William Henry always did what he was told. As a conscripted member of Big David’s Volunteer Defenders, he was a loyal “No Man”. He alone was responsible for the “NOs”. This gave him status – and political status at that. Here was no artist struggling in obscurity without recognition. He was a man of influence and his work was world famous, if only locally. So influential, indeed, was he that the very name of the site of his recent artistic efforts was linked to him. The site of the disused railway bridge over the main road
into the east side of Ballycarson was known locally as “No-Man’s-Land”.
It was not the case that this title of No-Man’s-Land indicated a shell-marked strip of land beyond the control by any one side in the Ulster divide. The six tattered Ulster flags (one for each county in Northern Ireland) and the various slogans painted on the bridge all shouted to the contrary. This indeed was the last redoubt of Loyalism.
Right in the middle of the archway over the roadway, in big, white, block letters, was the traditional rallying call:
NO SURRENDER
And that was not all. Clearly there was continued loyalist resistance in this place, despite the onslaught of the Peace Process. Immediately underneath the big “NO” in a vertical column of unmistakable loyalist assertiveness were three other recently completed NOs. These were the still wet product of William Henry’s very recently accomplished painting mission. It was “NO SURRENDER” and three times “NO”.
But this was not evidence of a community hard-boiled in bigotry or fossilised in prejudice.
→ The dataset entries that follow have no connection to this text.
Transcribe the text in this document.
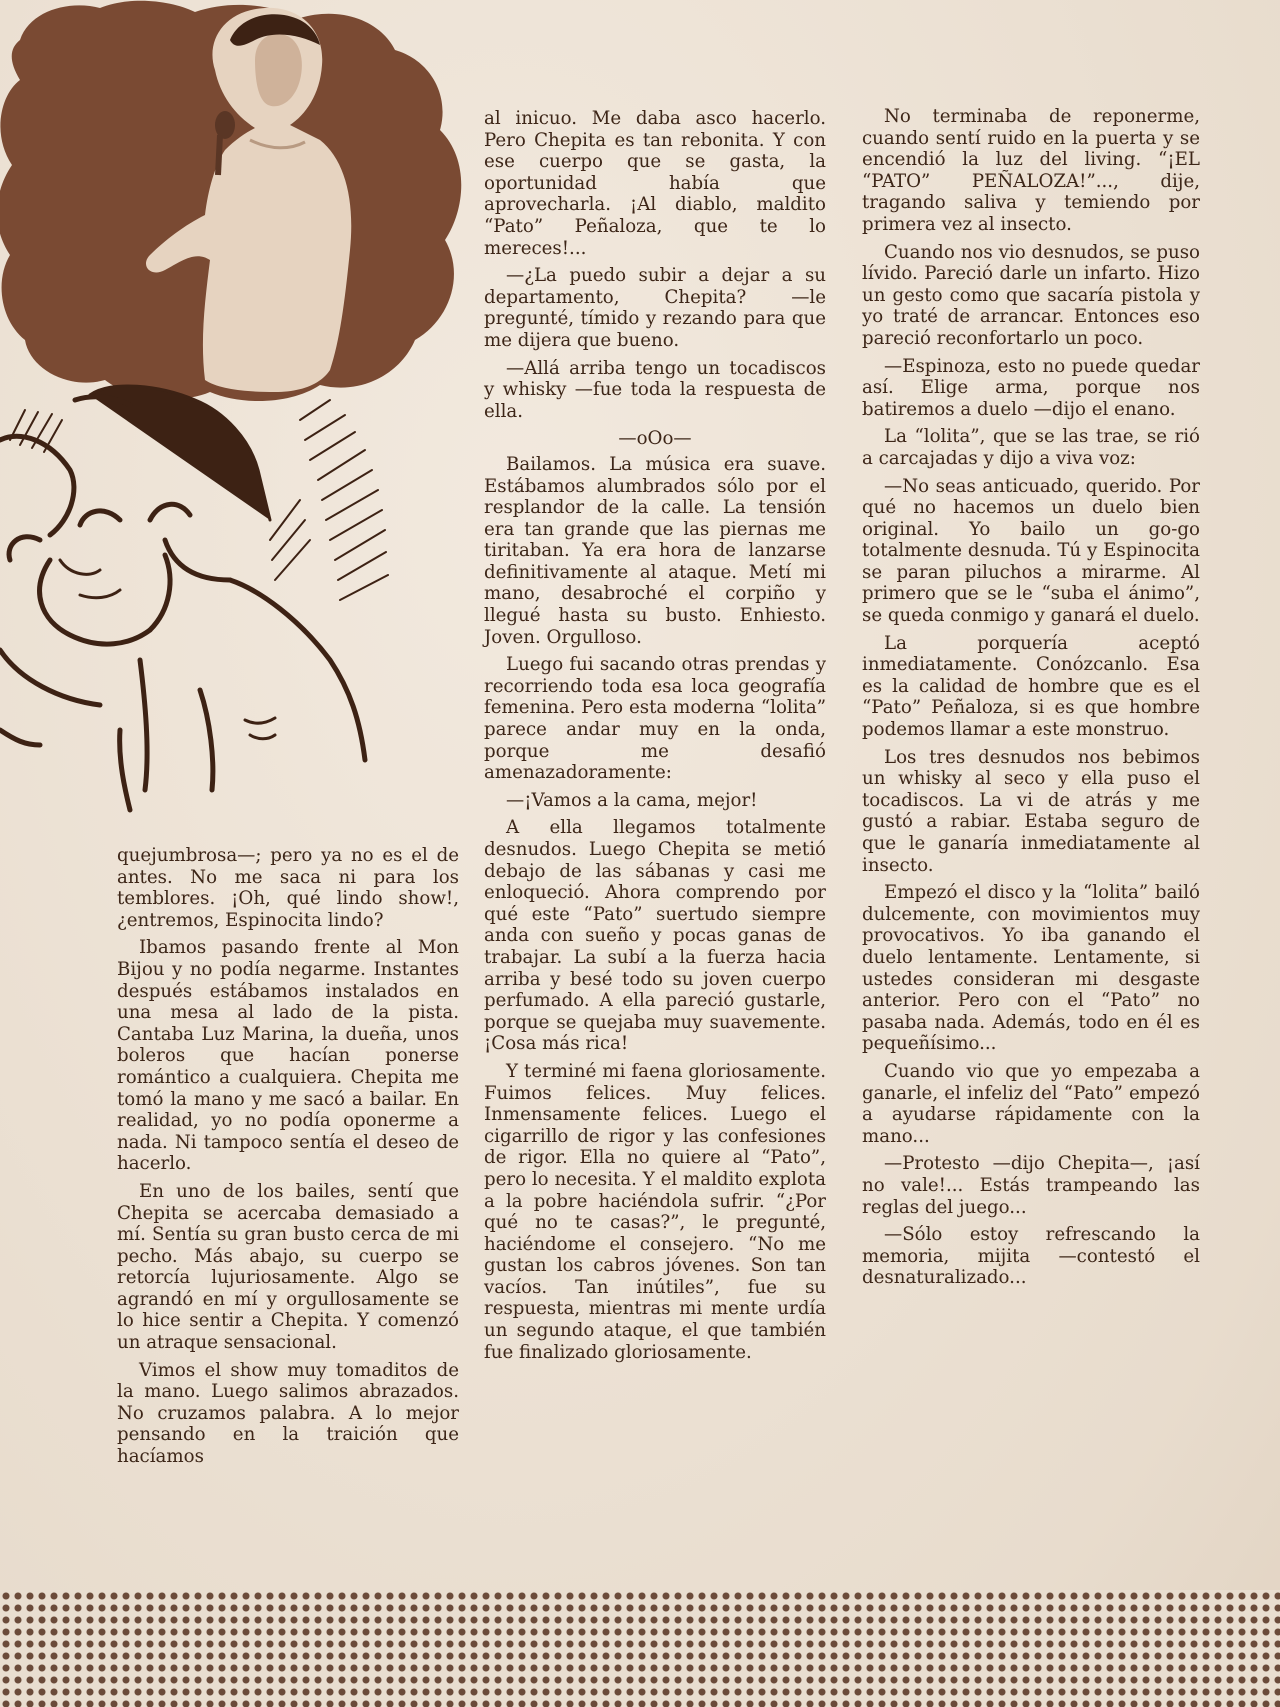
quejumbrosa—; pero ya no es el de antes. No me saca ni para los temblores. ¡Oh, qué lindo show!, ¿entremos, Espinocita lindo?

Ibamos pasando frente al Mon Bijou y no podía negarme. Instantes después estábamos instalados en una mesa al lado de la pista. Cantaba Luz Marina, la dueña, unos boleros que hacían ponerse romántico a cualquiera. Chepita me tomó la mano y me sacó a bailar. En realidad, yo no podía oponerme a nada. Ni tampoco sentía el deseo de hacerlo.

En uno de los bailes, sentí que Chepita se acercaba demasiado a mí. Sentía su gran busto cerca de mi pecho. Más abajo, su cuerpo se retorcía lujuriosamente. Algo se agrandó en mí y orgullosamente se lo hice sentir a Chepita. Y comenzó un atraque sensacional.

Vimos el show muy tomaditos de la mano. Luego salimos abrazados. No cruzamos palabra. A lo mejor pensando en la traición que hacíamos

al inicuo. Me daba asco hacerlo. Pero Chepita es tan rebonita. Y con ese cuerpo que se gasta, la oportunidad había que aprovecharla. ¡Al diablo, maldito “Pato” Peñaloza, que te lo mereces!...

—¿La puedo subir a dejar a su departamento, Chepita? —le pregunté, tímido y rezando para que me dijera que bueno.

—Allá arriba tengo un tocadiscos y whisky —fue toda la respuesta de ella.

—oOo—

Bailamos. La música era suave. Estábamos alumbrados sólo por el resplandor de la calle. La tensión era tan grande que las piernas me tiritaban. Ya era hora de lanzarse definitivamente al ataque. Metí mi mano, desabroché el corpiño y llegué hasta su busto. Enhiesto. Joven. Orgulloso.

Luego fui sacando otras prendas y recorriendo toda esa loca geografía femenina. Pero esta moderna “lolita” parece andar muy en la onda, porque me desafió amenazadoramente:

—¡Vamos a la cama, mejor!

A ella llegamos totalmente desnudos. Luego Chepita se metió debajo de las sábanas y casi me enloqueció. Ahora comprendo por qué este “Pato” suertudo siempre anda con sueño y pocas ganas de trabajar. La subí a la fuerza hacia arriba y besé todo su joven cuerpo perfumado. A ella pareció gustarle, porque se quejaba muy suavemente. ¡Cosa más rica!

Y terminé mi faena gloriosamente. Fuimos felices. Muy felices. Inmensamente felices. Luego el cigarrillo de rigor y las confesiones de rigor. Ella no quiere al “Pato”, pero lo necesita. Y el maldito explota a la pobre haciéndola sufrir. “¿Por qué no te casas?”, le pregunté, haciéndome el consejero. “No me gustan los cabros jóvenes. Son tan vacíos. Tan inútiles”, fue su respuesta, mientras mi mente urdía un segundo ataque, el que también fue finalizado gloriosamente.

No terminaba de reponerme, cuando sentí ruido en la puerta y se encendió la luz del living. “¡EL “PATO” PEÑALOZA!”..., dije, tragando saliva y temiendo por primera vez al insecto.

Cuando nos vio desnudos, se puso lívido. Pareció darle un infarto. Hizo un gesto como que sacaría pistola y yo traté de arrancar. Entonces eso pareció reconfortarlo un poco.

—Espinoza, esto no puede quedar así. Elige arma, porque nos batiremos a duelo —dijo el enano.

La “lolita”, que se las trae, se rió a carcajadas y dijo a viva voz:

—No seas anticuado, querido. Por qué no hacemos un duelo bien original. Yo bailo un go-go totalmente desnuda. Tú y Espinocita se paran piluchos a mirarme. Al primero que se le “suba el ánimo”, se queda conmigo y ganará el duelo.

La porquería aceptó inmediatamente. Conózcanlo. Esa es la calidad de hombre que es el “Pato” Peñaloza, si es que hombre podemos llamar a este monstruo.

Los tres desnudos nos bebimos un whisky al seco y ella puso el tocadiscos. La vi de atrás y me gustó a rabiar. Estaba seguro de que le ganaría inmediatamente al insecto.

Empezó el disco y la “lolita” bailó dulcemente, con movimientos muy provocativos. Yo iba ganando el duelo lentamente. Lentamente, si ustedes consideran mi desgaste anterior. Pero con el “Pato” no pasaba nada. Además, todo en él es pequeñísimo...

Cuando vio que yo empezaba a ganarle, el infeliz del “Pato” empezó a ayudarse rápidamente con la mano...

—Protesto —dijo Chepita—, ¡así no vale!... Estás trampeando las reglas del juego...

—Sólo estoy refrescando la memoria, mijita —contestó el desnaturalizado...
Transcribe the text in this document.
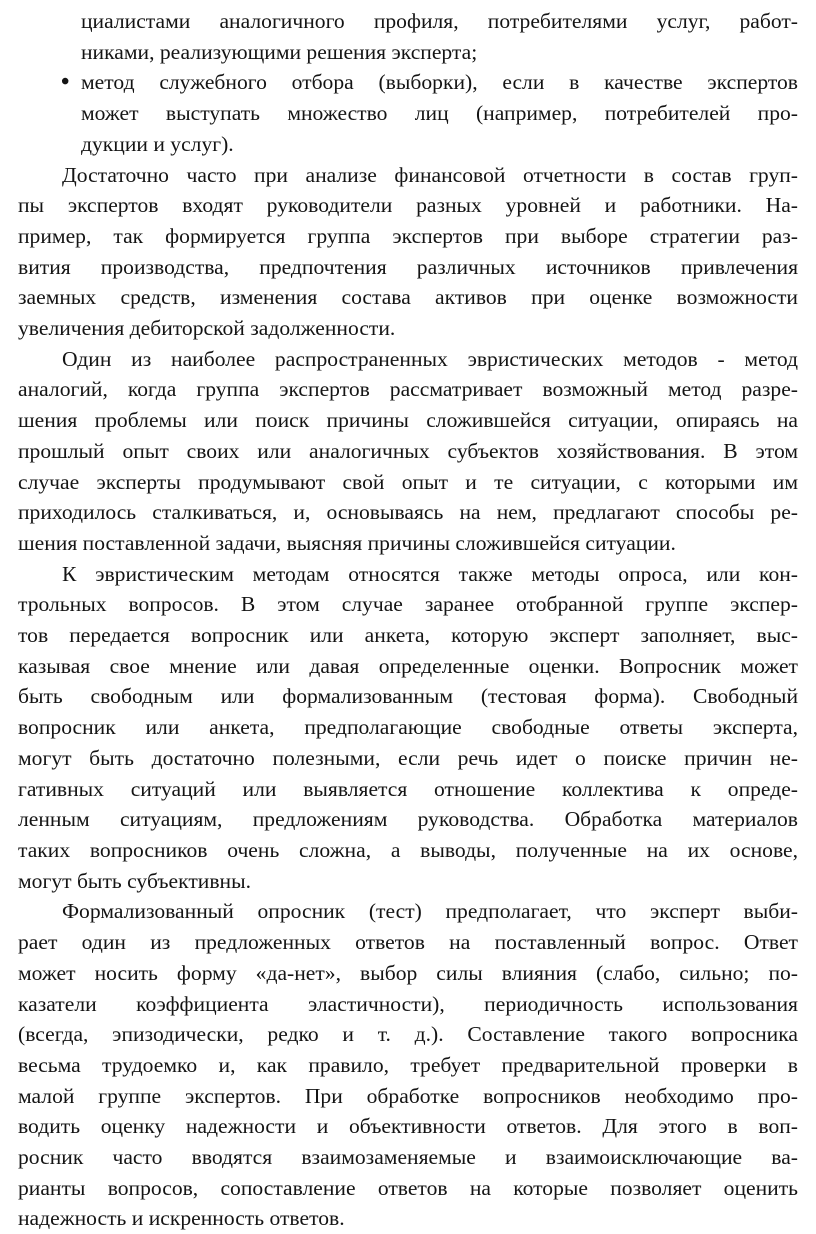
циалистами аналогичного профиля, потребителями услуг, работ-
никами, реализующими решения эксперта;
• метод служебного отбора (выборки), если в качестве экспертов
может выступать множество лиц (например, потребителей про-
дукции и услуг).
Достаточно часто при анализе финансовой отчетности в состав груп-
пы экспертов входят руководители разных уровней и работники. На-
пример, так формируется группа экспертов при выборе стратегии раз-
вития производства, предпочтения различных источников привлечения
заемных средств, изменения состава активов при оценке возможности
увеличения дебиторской задолженности.
Один из наиболее распространенных эвристических методов - метод
аналогий, когда группа экспертов рассматривает возможный метод разре-
шения проблемы или поиск причины сложившейся ситуации, опираясь на
прошлый опыт своих или аналогичных субъектов хозяйствования. В этом
случае эксперты продумывают свой опыт и те ситуации, с которыми им
приходилось сталкиваться, и, основываясь на нем, предлагают способы ре-
шения поставленной задачи, выясняя причины сложившейся ситуации.
К эвристическим методам относятся также методы опроса, или кон-
трольных вопросов. В этом случае заранее отобранной группе экспер-
тов передается вопросник или анкета, которую эксперт заполняет, выс-
казывая свое мнение или давая определенные оценки. Вопросник может
быть свободным или формализованным (тестовая форма). Свободный
вопросник или анкета, предполагающие свободные ответы эксперта,
могут быть достаточно полезными, если речь идет о поиске причин не-
гативных ситуаций или выявляется отношение коллектива к опреде-
ленным ситуациям, предложениям руководства. Обработка материалов
таких вопросников очень сложна, а выводы, полученные на их основе,
могут быть субъективны.
Формализованный опросник (тест) предполагает, что эксперт выби-
рает один из предложенных ответов на поставленный вопрос. Ответ
может носить форму «да-нет», выбор силы влияния (слабо, сильно; по-
казатели коэффициента эластичности), периодичность использования
(всегда, эпизодически, редко и т. д.). Составление такого вопросника
весьма трудоемко и, как правило, требует предварительной проверки в
малой группе экспертов. При обработке вопросников необходимо про-
водить оценку надежности и объективности ответов. Для этого в воп-
росник часто вводятся взаимозаменяемые и взаимоисключающие ва-
рианты вопросов, сопоставление ответов на которые позволяет оценить
надежность и искренность ответов.
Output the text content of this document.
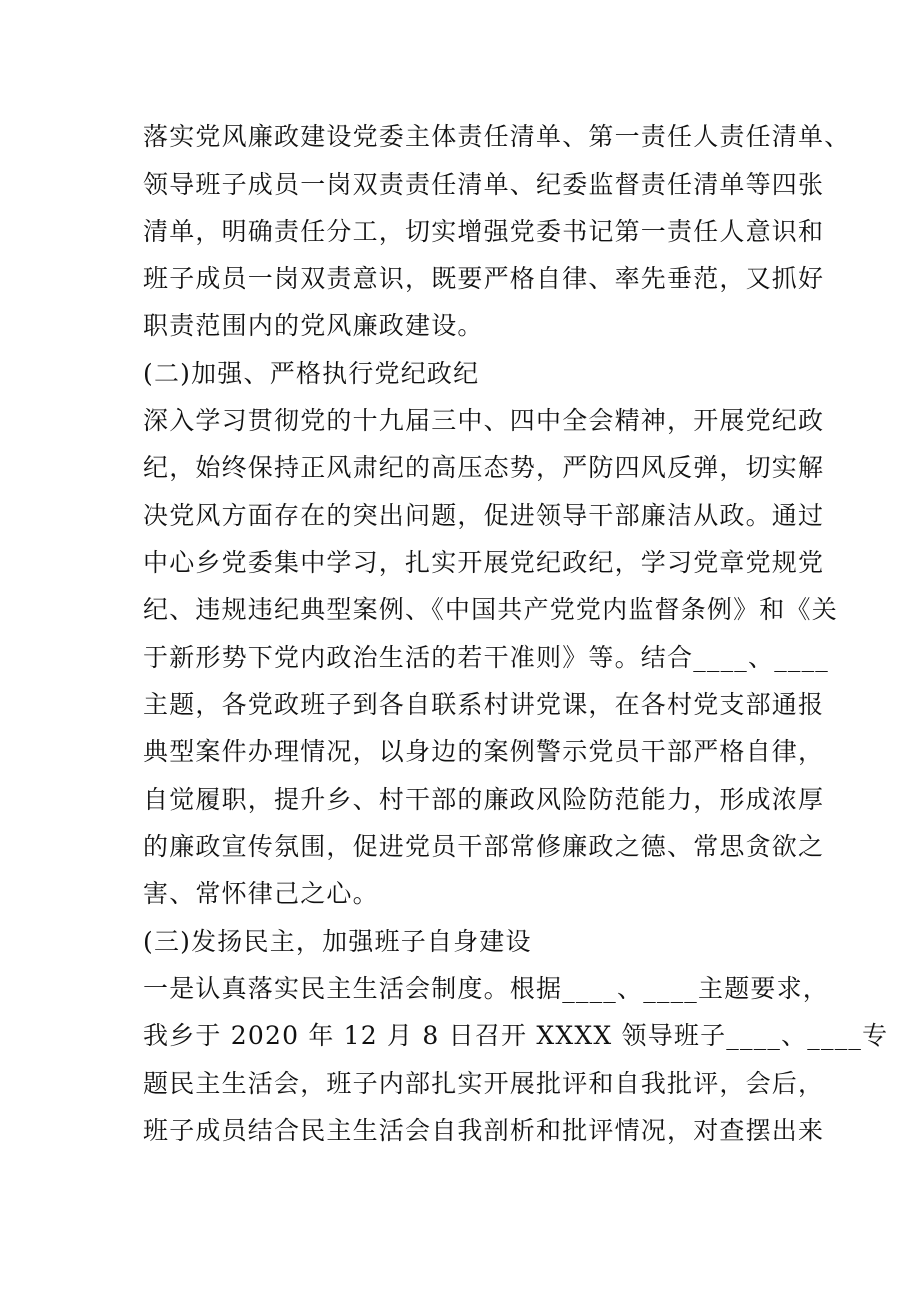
落实党风廉政建设党委主体责任清单、第一责任人责任清单、
领导班子成员一岗双责责任清单、纪委监督责任清单等四张
清单，明确责任分工，切实增强党委书记第一责任人意识和
班子成员一岗双责意识，既要严格自律、率先垂范，又抓好
职责范围内的党风廉政建设。
(二)加强、严格执行党纪政纪
深入学习贯彻党的十九届三中、四中全会精神，开展党纪政
纪，始终保持正风肃纪的高压态势，严防四风反弹，切实解
决党风方面存在的突出问题，促进领导干部廉洁从政。通过
中心乡党委集中学习，扎实开展党纪政纪，学习党章党规党
纪、违规违纪典型案例、《中国共产党党内监督条例》和《关
于新形势下党内政治生活的若干准则》等。结合____、____
主题，各党政班子到各自联系村讲党课，在各村党支部通报
典型案件办理情况，以身边的案例警示党员干部严格自律，
自觉履职，提升乡、村干部的廉政风险防范能力，形成浓厚
的廉政宣传氛围，促进党员干部常修廉政之德、常思贪欲之
害、常怀律己之心。
(三)发扬民主，加强班子自身建设
一是认真落实民主生活会制度。根据____、____主题要求，
我乡于 2020 年 12 月 8 日召开 XXXX 领导班子____、____专
题民主生活会，班子内部扎实开展批评和自我批评，会后，
班子成员结合民主生活会自我剖析和批评情况，对查摆出来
No way. Not at all. Not a bit. The entire space under the word “SURRENDER” and beside the added NOs was blank. The three recently painted NOs were the unaccompanied and unadulterated denials of something yet to be determined. The local loyalist big man, Camp David (although William Henry would never use that version of the name, as he might be asked to decamp), had told William Henry to paint on three more NOs and nothing more just yet.
Whatever Big David did not like in the future could easily be added from time to time into the spaces immediately to the right of each NO.